Graham Chase, Tax Partner, CMS

Notwithstanding the introduction of a general anti-avoidance rule in 2006, opportunities to avoid SDLT continue. To counter this three changes are announced:

Sub-sales  Where the sub-sale provisions apply there is normally a single charge, payable by the sub-purchaser. However, if the sub-sale rules apply and the sub-purchaser can take advantage of an exemption then no charge arises. This analysis is at the heart of avoidance using alternative finance. Far from being reserved for the highest value transactions on a bespoke basis such structures risked becoming commonplace in relation to higher value residential conveyancing.

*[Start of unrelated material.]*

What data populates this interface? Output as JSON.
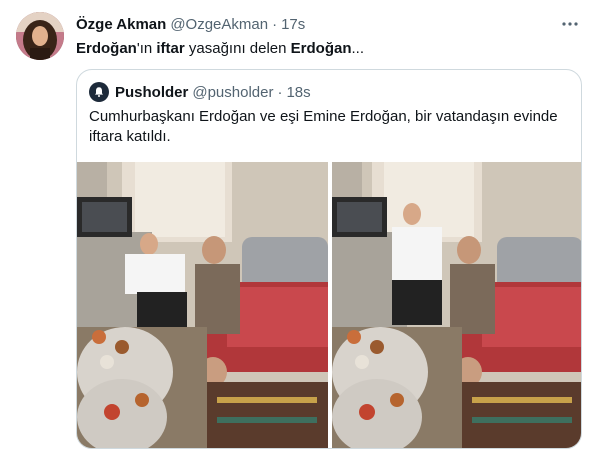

In practice this was commonly achieved by having a normal acquisition contract in favour of the purchaser, who in turn agrees to a sale and leaseback with a “financial institution”. This second transaction is exempt, by combining it as part of a sub-sale the entire arrangement is then anticipated to be exempt.

 The vendor would not know, the downside for the purchaser comprise fees (which might be a percentage of the anticipated savings) and the risk that HMRC would not accept the position. Litigation on such structures is understood to be in hand, but the general perception amongst practitioners is that HMRC have been slow to counter this avoidance. The draft legislation released today prevents it by excluding all alternative property finance reliefs from the the sub-sale rules. It remains to be seen whether pre-Budget planning is effective (I suspect that only a small proportion of cases are being contested), HMRC’s note states that the changes “ensure or put beyond doubt that certain SDLT avoidance schemes are ineffective” so presumably HMRC will continue to litigate.

Alternative finance and meaning of “financial institution” Holders of Consumer Credit Licences are to be excluded from the definition of financial institution and so will not be able to benefit from the alternative finance exemption. In practice it was relatively straightforward to obtain such a licence and hence access relief, including relief in conjunction with sub-sales.

Market value rule An exchange of land (involving a major interest) triggers a charge by reference to market value. The proposed change involves taking the higher of the market value of the interest acquired and the chargeable consideration given for it.

It is difficult to criticise any of the above, although I wonder whether the new market value rule might have unintended consequences.

The changes are effective from tomorrow subject to the usual grand-fathering.